Dessa citação temos falado na palavra “autoridade” e também na palavra
“literalidade”. Você falou na palavra “saída”. E pelo que disse podíamos ter falado dela
na palavra “presença”. E acredito que é justamente isso: sublinhar é dar certa autoridade
ao texto, é ressaltar uma certa literalidade (atender não só ao que o texto disse, mas
também a onde e como o disse), e é, certamente, mostrar certa presença, certa maneira
de estar presente no que se lê. E tudo isso, como tu também disseste, para que o texto
possa ter certo efeito no leitor, para que o leitor se deixe dizer algo. Naturalmente, o
sublinhado é um gesto mínimo, mas muito importante por tudo o que anuncia, por tudo
o que se pode fazer a partir desse gesto aparentemente banal e irrelevante.
Lembre-se que eu peço alguns sublinhados, mas peço também que o estudante seja
capaz de dizer por que sublinhou isso, o que é que o interessou, o que é que o moveu a
selecionar e destacar precisamente esse fragmento. E aqui já começa a tornar-se explícito
o que o texto o disse e de que maneira ele o compreendeu. Isto é, começa a fazer-se
explícito não só o uso possível do texto, mas também um princípio de resposta ao texto.

Karen.
Eu não resisti e coloquei a expressão “a importância de sublinhar” numa ferramenta
de pesquisa da internet. Dentre os 408 mil resultados em português, boa parte deles diz
respeito às técnicas de estudo e aprendizagem. Chamou-me atenção não o fato de o
sublinhado ser considerado uma estratégia de aprendizagem, mas de que há várias
pesquisas que se destinam, por exemplo, a apontar os efeitos negativos de um destaque
em informações irrelevantes e da hierarquia nas marcações, se é mais eficaz que o aluno
escolha livremente as sentenças, se há retenção de memória a curto ou em longo prazo...
E por aí vamos entrando na “incrível fábrica” da psicologia cognitiva e afins.

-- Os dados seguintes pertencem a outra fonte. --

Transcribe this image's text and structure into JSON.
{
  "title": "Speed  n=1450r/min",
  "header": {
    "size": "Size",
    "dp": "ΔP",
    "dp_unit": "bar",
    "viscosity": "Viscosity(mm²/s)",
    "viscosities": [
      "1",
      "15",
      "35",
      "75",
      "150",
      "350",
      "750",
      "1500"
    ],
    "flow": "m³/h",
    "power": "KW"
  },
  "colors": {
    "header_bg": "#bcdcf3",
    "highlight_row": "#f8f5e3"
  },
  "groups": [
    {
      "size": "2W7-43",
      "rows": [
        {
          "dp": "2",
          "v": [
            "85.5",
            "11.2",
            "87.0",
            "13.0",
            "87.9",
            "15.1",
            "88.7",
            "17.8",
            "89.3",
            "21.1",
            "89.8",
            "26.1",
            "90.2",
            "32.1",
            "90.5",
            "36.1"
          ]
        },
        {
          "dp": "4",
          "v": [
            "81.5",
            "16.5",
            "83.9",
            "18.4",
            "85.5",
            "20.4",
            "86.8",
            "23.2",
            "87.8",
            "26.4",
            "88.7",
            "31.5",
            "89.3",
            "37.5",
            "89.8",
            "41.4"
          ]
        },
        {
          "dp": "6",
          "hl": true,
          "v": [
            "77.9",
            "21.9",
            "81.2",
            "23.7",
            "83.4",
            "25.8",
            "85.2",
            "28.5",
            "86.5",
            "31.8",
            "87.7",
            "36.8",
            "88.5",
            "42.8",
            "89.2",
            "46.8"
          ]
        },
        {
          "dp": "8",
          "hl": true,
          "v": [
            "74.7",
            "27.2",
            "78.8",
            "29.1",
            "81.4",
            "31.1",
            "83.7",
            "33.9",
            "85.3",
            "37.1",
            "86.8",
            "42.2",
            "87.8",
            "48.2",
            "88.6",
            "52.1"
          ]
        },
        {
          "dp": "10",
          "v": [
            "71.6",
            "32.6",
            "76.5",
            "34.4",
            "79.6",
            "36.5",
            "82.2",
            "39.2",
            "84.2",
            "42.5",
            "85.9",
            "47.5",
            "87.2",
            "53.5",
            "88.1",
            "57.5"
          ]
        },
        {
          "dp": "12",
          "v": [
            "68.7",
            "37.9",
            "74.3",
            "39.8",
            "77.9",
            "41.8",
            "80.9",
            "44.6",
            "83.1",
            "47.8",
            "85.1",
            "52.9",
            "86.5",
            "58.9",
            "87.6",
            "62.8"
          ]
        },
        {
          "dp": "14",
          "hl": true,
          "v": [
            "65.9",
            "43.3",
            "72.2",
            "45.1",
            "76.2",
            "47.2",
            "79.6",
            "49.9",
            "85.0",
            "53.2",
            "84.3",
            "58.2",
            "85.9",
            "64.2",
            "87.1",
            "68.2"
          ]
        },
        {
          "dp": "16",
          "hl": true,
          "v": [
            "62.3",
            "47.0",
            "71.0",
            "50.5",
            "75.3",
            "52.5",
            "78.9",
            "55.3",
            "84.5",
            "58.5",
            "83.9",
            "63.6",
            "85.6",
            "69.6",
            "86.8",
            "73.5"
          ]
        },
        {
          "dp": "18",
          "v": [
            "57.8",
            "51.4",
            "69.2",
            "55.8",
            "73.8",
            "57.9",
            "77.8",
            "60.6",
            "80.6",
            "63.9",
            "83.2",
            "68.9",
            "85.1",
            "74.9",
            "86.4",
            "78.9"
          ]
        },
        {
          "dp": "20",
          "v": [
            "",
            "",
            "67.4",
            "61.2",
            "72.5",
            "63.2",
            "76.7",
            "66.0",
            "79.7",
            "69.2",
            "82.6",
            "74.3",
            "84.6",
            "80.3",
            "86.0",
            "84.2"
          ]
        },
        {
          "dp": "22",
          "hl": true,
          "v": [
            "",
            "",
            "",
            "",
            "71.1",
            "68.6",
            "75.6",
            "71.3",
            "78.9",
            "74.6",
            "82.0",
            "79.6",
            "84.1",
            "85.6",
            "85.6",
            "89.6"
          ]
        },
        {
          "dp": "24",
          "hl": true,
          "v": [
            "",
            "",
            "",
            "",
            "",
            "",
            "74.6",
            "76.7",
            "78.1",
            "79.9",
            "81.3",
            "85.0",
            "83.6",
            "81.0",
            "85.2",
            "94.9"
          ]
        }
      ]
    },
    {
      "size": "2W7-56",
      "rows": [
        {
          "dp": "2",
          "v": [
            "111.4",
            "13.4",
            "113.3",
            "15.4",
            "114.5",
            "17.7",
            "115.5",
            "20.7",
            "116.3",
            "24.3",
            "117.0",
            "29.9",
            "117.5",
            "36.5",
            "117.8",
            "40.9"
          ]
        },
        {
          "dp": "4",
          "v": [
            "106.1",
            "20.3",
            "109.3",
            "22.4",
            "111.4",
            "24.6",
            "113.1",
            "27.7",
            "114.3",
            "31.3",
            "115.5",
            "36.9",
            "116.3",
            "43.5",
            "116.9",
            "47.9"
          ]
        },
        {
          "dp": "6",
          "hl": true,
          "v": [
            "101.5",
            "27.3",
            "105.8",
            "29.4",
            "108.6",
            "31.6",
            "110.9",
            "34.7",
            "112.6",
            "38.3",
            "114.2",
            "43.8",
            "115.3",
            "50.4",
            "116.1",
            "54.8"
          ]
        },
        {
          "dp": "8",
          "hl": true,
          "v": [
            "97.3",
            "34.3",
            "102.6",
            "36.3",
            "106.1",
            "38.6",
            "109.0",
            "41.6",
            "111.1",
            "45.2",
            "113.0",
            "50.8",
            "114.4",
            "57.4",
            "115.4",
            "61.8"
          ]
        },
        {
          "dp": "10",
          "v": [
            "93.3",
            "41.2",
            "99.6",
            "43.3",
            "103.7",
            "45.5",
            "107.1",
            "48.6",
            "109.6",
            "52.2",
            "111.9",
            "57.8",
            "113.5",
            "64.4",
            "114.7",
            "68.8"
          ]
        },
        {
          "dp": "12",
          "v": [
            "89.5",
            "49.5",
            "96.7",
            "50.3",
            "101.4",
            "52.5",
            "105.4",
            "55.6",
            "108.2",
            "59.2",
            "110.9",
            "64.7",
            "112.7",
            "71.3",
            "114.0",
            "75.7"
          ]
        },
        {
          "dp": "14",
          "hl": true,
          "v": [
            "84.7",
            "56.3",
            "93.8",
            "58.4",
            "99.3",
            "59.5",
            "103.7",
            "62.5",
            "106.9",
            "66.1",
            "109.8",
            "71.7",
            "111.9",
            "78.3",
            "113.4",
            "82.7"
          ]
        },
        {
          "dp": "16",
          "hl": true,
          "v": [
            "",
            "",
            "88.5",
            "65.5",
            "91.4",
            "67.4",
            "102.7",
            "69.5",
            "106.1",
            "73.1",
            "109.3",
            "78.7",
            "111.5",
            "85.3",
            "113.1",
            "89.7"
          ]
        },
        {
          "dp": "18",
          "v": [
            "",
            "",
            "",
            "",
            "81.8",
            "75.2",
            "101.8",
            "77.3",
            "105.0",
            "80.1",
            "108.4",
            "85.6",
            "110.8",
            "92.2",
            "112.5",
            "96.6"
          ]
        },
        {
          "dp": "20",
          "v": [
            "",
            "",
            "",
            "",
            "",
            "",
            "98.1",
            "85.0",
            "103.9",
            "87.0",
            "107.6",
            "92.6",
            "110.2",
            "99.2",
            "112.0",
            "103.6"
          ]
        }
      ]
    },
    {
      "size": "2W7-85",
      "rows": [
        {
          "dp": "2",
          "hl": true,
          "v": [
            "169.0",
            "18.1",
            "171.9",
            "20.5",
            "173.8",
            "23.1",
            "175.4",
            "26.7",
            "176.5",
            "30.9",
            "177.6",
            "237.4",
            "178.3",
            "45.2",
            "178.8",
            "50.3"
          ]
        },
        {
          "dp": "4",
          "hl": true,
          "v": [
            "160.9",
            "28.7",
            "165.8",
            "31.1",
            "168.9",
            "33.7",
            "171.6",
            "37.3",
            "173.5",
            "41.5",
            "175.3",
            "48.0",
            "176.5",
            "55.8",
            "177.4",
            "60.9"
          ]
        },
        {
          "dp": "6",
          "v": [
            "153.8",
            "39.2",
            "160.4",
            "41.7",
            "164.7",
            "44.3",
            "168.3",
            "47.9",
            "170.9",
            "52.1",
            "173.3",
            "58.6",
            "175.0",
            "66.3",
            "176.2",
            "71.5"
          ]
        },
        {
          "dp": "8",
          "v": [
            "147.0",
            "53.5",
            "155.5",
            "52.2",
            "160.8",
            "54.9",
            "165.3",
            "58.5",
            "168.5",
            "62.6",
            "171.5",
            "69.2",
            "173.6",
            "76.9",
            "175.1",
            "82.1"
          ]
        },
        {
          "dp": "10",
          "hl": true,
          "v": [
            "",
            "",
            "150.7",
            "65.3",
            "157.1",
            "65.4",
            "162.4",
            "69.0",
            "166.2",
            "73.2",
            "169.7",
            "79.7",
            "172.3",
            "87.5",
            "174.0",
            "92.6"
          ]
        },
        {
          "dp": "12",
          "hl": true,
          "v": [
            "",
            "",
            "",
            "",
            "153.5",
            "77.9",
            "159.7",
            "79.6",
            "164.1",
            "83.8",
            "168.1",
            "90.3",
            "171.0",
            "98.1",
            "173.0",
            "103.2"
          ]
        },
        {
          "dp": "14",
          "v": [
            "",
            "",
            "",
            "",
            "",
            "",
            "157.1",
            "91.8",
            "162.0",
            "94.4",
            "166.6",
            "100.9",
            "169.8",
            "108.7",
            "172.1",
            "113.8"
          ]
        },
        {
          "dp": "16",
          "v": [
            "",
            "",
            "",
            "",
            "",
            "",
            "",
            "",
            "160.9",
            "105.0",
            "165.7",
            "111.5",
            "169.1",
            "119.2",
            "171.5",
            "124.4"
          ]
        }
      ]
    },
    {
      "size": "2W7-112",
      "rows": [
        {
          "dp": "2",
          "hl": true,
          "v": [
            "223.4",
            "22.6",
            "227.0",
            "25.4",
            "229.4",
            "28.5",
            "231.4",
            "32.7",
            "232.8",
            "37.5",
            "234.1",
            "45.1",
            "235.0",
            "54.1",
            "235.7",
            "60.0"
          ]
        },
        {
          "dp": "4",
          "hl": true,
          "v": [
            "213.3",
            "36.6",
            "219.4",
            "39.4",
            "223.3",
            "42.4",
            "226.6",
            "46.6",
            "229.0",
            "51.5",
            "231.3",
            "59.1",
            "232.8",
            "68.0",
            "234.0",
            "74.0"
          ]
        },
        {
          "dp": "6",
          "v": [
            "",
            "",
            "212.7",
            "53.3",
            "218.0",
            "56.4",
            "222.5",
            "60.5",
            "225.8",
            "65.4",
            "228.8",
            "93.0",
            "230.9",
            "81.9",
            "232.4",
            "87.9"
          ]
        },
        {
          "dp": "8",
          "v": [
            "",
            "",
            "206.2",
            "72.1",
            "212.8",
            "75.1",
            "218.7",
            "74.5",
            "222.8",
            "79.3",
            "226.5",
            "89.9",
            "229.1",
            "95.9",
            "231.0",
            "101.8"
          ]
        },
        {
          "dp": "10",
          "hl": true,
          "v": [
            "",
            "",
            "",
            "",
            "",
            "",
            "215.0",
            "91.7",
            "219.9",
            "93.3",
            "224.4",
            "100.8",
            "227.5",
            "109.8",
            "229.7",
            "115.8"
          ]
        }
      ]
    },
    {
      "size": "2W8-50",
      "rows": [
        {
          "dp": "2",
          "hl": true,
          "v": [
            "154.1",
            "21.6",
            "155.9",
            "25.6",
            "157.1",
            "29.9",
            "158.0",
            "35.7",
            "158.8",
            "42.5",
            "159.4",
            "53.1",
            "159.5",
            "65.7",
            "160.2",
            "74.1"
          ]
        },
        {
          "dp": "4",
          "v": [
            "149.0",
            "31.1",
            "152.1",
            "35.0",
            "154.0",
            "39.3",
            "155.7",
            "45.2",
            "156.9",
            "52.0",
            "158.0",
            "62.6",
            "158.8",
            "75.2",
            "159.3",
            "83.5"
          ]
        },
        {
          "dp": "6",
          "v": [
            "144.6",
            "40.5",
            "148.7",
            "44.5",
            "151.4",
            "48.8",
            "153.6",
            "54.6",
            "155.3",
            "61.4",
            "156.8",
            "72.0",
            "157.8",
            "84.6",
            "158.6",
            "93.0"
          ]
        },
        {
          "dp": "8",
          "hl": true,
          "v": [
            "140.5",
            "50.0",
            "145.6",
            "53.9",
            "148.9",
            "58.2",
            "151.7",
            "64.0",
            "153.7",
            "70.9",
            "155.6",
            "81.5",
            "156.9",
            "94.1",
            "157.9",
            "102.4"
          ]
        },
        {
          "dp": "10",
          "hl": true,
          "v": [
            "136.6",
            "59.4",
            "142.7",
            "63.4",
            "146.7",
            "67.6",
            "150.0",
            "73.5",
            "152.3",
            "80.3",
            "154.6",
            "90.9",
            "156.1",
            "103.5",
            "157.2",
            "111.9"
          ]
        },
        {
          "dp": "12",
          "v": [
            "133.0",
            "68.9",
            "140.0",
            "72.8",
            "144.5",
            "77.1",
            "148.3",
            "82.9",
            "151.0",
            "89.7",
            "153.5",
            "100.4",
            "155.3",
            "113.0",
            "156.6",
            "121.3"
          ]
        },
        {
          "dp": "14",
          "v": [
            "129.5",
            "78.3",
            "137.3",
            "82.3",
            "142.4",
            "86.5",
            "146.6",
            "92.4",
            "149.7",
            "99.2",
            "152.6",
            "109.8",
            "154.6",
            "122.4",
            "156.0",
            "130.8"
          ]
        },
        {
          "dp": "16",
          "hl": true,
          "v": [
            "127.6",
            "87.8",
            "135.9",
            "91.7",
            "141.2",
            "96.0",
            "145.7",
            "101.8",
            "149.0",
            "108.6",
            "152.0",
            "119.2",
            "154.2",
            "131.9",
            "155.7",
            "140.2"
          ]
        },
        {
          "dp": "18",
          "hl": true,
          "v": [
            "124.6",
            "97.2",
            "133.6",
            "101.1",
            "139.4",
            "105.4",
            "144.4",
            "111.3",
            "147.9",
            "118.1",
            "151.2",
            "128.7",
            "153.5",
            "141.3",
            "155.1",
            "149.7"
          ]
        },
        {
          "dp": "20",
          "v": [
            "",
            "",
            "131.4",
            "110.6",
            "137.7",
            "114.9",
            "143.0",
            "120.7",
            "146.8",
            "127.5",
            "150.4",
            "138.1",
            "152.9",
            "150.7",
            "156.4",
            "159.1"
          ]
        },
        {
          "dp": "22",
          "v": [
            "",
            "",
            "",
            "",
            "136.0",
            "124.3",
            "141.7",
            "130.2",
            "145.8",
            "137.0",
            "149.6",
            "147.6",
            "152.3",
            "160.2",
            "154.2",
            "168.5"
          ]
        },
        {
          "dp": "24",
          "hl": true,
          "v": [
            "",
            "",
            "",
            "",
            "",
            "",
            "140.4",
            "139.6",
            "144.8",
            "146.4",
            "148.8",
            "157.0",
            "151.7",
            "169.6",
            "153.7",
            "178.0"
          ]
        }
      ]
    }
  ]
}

Eu não posso deixar de usar um certo ardil, e perguntar se o sublinhado não estaria
mais para uma “não palavra”.

Jorge.
No caso dessa captura cognitiva de que falas, é claro que sim, que deveria ir às não-
palavras. Mas se vamos por aí, também teríamos que entregá aos cognitivistas e a sua
fábrica incrível algumas das palavras fundamentais do professor, como a palavra
“leitura”. De fato, muitas coisas das que escrevo têm a ver com uma certa resistência a
que a leitura seja entendida do ponto de vista da informação e da comunicação. Nisto
que contas, entendo que se trata de ler no sentido de assimilar conteúdo e/ou
informações. E já dizemos várias vezes que na maneira como eu entendo um curso
universitário (que tem a ver essencialmente com ler, escrever, conversar e talvez pensar),
não há nada parecido a conteúdos a serem assimilados nem a informações a serem
processadas.
Mas há algo ainda mais importante: é que eu trabalho a partir do estudar e não a
partir do aprender. Para mim sublinhar é uma forma de “ler estudando” e não tanto uma
forma de tornar mais eficaz o “ler apreendido”. Está mais próximo da atenção ao texto e
da acolhida do texto que da assimilação ou da apropriação do texto.